Microsoft says WannaCry ransomware must be a wake-up call for governments


WannaCry, the company argues, represents just the latest example of why intelligence agencies should not stockpile computer vulnerabilities that they use to hack into enemy systems.

Coverage for extortion, business interruption and the cost of outside experts is included under broad cyber policies that many organizations buy, Mr. Reagan said.

But no system is foolproof, and even more importantly, their practice of stockpiling vulnerability is a questionable NSA practice that directly enabled this attack.

Government agencies said they were unaffected.

NHS Digital said health trusts across England were sent details of an IT security patch that would have protected them from the attack. He said the government has not ruled out that “we haven’t ruled out that this is a state attack”.
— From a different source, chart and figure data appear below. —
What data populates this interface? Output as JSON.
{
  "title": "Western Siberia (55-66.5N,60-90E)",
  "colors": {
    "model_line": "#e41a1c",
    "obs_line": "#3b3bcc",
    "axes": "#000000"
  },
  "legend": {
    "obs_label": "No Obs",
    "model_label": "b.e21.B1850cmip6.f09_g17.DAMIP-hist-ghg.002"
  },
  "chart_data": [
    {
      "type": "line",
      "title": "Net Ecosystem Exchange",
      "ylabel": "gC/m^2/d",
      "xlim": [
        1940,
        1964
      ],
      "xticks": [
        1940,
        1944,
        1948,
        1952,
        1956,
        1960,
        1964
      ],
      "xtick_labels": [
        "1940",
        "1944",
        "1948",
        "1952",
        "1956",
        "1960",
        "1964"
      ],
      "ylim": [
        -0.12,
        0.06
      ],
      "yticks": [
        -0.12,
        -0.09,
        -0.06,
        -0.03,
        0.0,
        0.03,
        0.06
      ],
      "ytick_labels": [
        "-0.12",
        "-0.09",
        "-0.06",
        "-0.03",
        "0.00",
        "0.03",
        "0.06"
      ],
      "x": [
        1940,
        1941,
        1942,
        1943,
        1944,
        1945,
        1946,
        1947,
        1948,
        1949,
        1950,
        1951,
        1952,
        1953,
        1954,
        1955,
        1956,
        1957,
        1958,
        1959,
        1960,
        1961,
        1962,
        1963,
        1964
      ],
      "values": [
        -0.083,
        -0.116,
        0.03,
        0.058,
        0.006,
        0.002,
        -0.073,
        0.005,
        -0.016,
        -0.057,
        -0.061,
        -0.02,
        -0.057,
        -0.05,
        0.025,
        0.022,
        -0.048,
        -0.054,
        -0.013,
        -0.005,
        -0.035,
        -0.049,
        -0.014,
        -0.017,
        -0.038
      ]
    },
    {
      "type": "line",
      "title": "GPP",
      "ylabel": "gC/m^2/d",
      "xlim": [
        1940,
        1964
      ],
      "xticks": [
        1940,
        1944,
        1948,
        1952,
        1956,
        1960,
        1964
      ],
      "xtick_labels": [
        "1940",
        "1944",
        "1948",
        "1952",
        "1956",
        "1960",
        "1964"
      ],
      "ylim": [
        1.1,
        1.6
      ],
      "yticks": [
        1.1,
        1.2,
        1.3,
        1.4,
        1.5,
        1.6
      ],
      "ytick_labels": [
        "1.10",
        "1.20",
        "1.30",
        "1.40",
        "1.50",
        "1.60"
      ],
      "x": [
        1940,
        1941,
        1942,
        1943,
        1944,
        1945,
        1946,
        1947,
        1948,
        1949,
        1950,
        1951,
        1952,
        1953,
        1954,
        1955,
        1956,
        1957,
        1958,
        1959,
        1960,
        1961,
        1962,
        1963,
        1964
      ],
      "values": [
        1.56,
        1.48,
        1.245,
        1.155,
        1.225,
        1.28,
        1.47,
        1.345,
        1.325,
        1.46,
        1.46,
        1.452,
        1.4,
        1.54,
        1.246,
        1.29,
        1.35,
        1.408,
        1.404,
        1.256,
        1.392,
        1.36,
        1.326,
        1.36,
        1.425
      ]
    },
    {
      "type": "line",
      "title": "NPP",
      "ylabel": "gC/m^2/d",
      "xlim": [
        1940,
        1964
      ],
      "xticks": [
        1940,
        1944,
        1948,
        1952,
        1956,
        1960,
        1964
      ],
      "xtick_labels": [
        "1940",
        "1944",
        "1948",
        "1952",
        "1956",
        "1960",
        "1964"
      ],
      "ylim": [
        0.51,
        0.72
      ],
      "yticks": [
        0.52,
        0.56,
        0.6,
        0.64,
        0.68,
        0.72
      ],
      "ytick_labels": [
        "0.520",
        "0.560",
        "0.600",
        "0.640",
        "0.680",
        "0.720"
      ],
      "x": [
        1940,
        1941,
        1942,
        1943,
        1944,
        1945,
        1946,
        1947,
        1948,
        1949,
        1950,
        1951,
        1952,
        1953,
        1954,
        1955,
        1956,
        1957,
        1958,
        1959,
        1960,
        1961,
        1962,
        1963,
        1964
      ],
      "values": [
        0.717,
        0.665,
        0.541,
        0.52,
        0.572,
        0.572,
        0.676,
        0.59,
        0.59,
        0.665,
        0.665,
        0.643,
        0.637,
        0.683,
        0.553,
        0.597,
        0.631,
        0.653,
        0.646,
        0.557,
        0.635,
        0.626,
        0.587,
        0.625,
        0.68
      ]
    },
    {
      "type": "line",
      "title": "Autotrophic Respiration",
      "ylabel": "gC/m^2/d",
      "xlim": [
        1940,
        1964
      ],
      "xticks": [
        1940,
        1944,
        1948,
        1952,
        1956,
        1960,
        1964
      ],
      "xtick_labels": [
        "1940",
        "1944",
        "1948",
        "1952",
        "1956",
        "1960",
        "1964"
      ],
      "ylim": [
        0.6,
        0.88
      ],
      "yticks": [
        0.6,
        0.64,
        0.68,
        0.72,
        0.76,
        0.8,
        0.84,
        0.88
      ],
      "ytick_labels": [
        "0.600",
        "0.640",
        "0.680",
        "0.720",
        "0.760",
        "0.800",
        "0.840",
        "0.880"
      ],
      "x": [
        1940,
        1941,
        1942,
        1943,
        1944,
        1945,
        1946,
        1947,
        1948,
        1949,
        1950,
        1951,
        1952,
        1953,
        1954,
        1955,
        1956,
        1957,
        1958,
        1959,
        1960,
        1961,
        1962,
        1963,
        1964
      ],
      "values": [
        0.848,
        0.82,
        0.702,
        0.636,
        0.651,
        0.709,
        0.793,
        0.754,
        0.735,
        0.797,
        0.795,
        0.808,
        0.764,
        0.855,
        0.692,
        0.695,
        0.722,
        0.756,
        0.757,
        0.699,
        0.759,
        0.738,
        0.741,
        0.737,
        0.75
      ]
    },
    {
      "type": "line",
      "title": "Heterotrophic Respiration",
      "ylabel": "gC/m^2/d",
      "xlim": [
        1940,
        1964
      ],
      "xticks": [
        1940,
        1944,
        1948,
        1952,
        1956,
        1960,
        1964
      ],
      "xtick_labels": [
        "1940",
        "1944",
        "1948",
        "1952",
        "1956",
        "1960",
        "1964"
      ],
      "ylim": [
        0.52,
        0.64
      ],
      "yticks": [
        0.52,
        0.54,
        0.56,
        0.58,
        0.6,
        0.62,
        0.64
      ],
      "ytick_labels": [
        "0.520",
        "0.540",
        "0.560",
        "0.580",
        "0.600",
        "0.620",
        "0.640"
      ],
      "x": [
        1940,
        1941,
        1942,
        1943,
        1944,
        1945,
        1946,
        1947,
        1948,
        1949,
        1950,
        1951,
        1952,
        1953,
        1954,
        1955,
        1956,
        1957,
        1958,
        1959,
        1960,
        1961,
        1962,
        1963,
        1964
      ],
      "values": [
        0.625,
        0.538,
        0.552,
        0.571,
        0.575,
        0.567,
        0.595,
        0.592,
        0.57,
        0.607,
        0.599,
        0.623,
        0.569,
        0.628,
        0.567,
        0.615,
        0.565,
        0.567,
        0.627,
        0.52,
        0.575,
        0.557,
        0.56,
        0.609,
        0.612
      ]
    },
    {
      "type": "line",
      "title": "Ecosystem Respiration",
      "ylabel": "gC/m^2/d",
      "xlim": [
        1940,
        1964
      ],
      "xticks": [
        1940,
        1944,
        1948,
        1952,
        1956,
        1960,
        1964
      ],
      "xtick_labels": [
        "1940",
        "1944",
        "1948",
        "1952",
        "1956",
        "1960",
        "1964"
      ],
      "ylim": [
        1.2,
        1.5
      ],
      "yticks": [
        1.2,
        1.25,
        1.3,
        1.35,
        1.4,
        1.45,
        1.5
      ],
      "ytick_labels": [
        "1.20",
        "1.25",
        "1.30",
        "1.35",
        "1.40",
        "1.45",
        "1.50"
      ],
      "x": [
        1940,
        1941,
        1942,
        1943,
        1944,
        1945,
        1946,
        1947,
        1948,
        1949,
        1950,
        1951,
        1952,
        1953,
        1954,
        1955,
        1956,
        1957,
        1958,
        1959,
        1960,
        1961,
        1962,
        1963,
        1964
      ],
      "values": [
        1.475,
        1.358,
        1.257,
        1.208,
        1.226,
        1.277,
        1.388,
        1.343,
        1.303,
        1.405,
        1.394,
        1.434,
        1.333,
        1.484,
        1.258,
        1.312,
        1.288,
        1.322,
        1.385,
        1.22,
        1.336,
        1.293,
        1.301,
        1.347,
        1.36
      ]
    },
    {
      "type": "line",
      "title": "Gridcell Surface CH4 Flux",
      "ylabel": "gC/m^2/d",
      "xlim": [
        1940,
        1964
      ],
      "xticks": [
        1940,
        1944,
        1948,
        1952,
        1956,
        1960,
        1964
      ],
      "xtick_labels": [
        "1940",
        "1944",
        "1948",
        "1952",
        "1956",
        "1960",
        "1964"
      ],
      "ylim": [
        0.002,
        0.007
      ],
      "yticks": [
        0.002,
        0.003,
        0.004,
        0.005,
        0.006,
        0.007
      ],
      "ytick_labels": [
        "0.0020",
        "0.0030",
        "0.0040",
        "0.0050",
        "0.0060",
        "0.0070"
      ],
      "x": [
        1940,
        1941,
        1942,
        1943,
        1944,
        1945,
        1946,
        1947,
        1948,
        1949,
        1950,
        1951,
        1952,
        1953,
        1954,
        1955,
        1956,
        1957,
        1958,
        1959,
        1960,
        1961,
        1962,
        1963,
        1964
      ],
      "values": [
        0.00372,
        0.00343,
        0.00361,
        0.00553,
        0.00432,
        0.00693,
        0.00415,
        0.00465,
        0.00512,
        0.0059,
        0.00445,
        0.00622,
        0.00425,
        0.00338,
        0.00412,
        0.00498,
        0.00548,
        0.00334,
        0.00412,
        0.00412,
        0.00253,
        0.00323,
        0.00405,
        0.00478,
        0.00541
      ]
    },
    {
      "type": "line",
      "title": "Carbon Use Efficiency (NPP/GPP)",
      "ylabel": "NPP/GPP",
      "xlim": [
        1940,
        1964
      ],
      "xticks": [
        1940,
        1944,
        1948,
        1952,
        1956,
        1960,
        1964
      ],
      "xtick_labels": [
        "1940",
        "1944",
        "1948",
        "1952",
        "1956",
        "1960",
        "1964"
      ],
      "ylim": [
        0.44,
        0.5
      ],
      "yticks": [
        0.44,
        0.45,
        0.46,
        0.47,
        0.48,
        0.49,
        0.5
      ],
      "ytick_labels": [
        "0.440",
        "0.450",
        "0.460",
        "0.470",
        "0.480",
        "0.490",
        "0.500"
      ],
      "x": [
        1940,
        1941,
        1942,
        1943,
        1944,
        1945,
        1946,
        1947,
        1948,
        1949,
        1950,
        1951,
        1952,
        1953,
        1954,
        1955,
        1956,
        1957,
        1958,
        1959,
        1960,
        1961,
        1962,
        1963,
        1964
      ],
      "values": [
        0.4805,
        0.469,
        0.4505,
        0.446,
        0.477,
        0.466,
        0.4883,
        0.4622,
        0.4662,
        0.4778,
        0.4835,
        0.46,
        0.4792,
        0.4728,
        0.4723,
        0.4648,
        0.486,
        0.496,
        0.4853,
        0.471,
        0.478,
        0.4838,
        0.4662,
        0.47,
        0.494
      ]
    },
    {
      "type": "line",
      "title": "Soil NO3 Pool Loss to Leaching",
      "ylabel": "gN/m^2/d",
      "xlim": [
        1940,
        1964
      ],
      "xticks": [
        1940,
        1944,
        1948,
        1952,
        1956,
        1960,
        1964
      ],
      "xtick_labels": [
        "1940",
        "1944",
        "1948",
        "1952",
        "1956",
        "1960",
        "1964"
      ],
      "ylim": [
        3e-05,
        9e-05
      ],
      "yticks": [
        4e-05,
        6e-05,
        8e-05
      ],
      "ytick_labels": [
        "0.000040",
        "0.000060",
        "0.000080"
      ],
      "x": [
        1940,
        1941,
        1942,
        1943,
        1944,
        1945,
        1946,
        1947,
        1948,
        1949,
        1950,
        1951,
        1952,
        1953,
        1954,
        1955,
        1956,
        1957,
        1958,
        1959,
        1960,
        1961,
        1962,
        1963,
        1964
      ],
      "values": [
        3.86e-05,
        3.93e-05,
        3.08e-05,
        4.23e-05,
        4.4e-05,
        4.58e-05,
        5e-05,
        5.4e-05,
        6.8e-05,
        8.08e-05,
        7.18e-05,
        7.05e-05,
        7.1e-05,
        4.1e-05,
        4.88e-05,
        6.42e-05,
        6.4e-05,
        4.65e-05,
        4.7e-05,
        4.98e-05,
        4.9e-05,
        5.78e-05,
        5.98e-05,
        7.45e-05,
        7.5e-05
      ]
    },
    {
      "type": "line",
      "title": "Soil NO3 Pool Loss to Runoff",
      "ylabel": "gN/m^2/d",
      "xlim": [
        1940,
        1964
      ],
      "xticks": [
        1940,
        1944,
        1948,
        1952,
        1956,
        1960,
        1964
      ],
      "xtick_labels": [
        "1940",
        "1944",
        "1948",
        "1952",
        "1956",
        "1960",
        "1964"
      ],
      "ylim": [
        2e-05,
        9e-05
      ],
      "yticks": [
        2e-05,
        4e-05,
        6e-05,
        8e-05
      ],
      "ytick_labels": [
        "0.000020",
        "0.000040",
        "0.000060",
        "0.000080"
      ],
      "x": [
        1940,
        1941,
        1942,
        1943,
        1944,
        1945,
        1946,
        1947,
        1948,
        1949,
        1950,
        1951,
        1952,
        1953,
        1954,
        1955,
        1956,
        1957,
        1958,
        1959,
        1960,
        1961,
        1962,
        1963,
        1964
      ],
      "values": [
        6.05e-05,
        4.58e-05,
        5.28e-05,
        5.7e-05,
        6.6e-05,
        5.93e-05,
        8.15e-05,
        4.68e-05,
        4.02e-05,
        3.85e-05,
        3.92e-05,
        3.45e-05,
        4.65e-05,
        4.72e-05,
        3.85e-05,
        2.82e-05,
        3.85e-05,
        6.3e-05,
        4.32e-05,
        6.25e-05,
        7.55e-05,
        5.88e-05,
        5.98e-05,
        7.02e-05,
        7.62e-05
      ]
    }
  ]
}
While the Reserve Bank of India (RBI) cleared that it has advised the banks to operate their ATMs only after a software update with a security patch to protect them from such cyber attacks in future, it did not see any bank data being encrypted by the WannaCry Ransomware in any of the major banks in India.

Since then, the company has poured billions of dollars into security initiatives, employing more than 3,500 engineers dedicated to security.

The most public damage in South Korea was to cinema chain CJ CGV Co. Russia’s Interior Ministry and companies including Spain’s Telefonica, FedEx the USA and French carmaker Renault all reported troubles.

“Code for exploiting that bug, which is known as “Eternal Blue” in Microsoft’s Windows operating system, was released on the internet in March and Microsoft released patches last month”, Wu noted.

“After the virus breakout, the authorities immediately made arrangements for cyber security guards and domestic cyber security companies to proactively provide security services and preventive tools”, the official said.

“You are dealing with a criminal”, he said.

If you are attacked, the best defense against ransomware is to have secure backups of all critical systems so that if you are attacked, you can restore your systems quickly without having to pay the ransom.

At present, the so-called “kill switch” for the attack, discovered by a young British cybersecurity researcher, is no longer effective.

Yevgeny Yushchuk, an expert on cybercrime at Urals Economic University, said that since “computer weapons”, are easier to spread around than, say, nuclear, chemical or bacteriological weapons, the chances of them falling into criminal hands are very high. When a user clicks on the link, their computer and the information on it is held for ransom while being used to further spread the ransomware. We can not expect criminal hackers to be held accountable for their actions, but we should hold our government agencies accountable.

“The government can’t do this alone – they’re really going to have to reach out and work with Apple, with Microsoft and Google”, Martin said. Most of the leaked exploits are said to use zero-day vulnerabilities, previously unknown software exploits used by hackers before the software makers are aware of them.

Large swathes of the NHS were paralysed by the cyber attack, which hit 200,000 victims in 150 countries around the world.

Similarly, two big telecom companies, Telefónica (TEF) of Spain and Megafon of Russian Federation, were also hit, as was Japanese carmaker Nissan (NSANF) in the United Kingdom.

It was too early to say who was behind the onslaught, which struck 100,000 organizations, and what their motivation was, aside from the obvious demand for money.

In the wake of the massive cybersecurity attack, Microsoft issued a statement regarding the WannaCry ransomware and how everyone needs to come together to be able to prevent such incidents from happening again.